Check-in

I figured it would be a good idea to write more on this blog outside of once a year. 🙂

I have been doing well. Little, it seems to me, of the “roller coaster” that is usually described.

I have been dealing with a couple of things that makes me say “I’m not back to baseline yet.”

First is weakness. I am still using a wheelchair most of the time. I can use my crutches to walk, but only for short distances. Now, I also acknowledge, that I was probably using crutches past when I should have been using a wheelchair, for safety reasons, before the treatment. But I also have appointments, and confidence that Kaiser is going to pay for walk aids for me. So once I have those, it will make things a lot easier to move around.

The other things I have been dealing with, are muscle “tone” and “clonus”. I may have spoken about these before. Tone is when the muscle flexes and won’t let go for several seconds. This happens to me with my quads. If I get close to straightening my knee, the quad will spasm, and not release right away. Certainly not in a way most people expect to be able to “tell” it to release. Clonus is where the calf contracts and relaxes rapidly, causing my heal to bounce up and down off the floor. It’s apparently a flawed manifestation of the bodies natural defensive reaction to flex a muscle it detects is about to be over-stretched. It was cute when I could trigger it when Samantha was small, and use it to bounce her on my knee without feeling fatigue. Now, though, it impedes standing and walking.

Both of these symptoms have gotten worse since the treatment.

In the past few months, the tone seems to have gotten less painful at the very least. I’m hoping this means it’s exacerbation is on the way out.

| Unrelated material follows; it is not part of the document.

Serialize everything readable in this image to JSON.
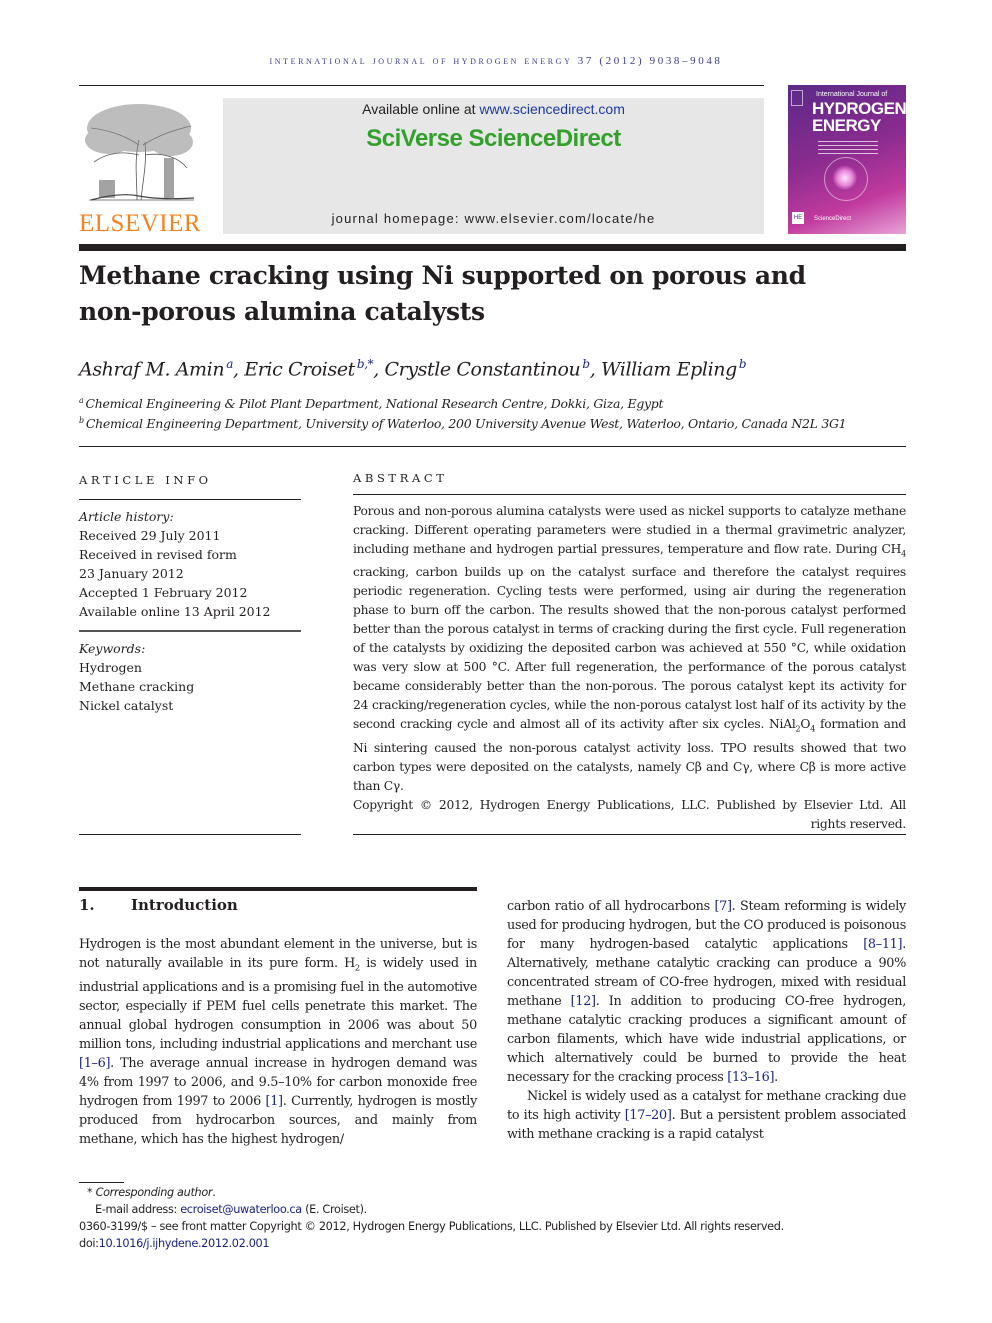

The clonus is a bit harder to pin down. It gets worse the tighter my calf is. And by the time I have my next massage, it will be 2 months since she’s been out. Normally, if I concentrate on pushing down through my heel and not being up on my toe, the clonus doesn’t tend to show up. The last time I went in to work towards getting my walk aids, the clonus didn’t show up at all. So I am hopeful with more movement, and time, the clonus will become less of a problem.

I also haven’t been able to “wall walk” again. I have gotten more crunched down, and it’s harder to stand straight up. But again, that sort of thing is commonplace when I haven’t had a massage for this long.

In total, I think there is still some hope that the rest of this year can result in more relief of symptoms that were exacerbated by the treatment. But as opposed to how hopeful I was right after the treatment, that I would be able to walk without aids, I think that is a long ways off, if it’s going to be possible at all.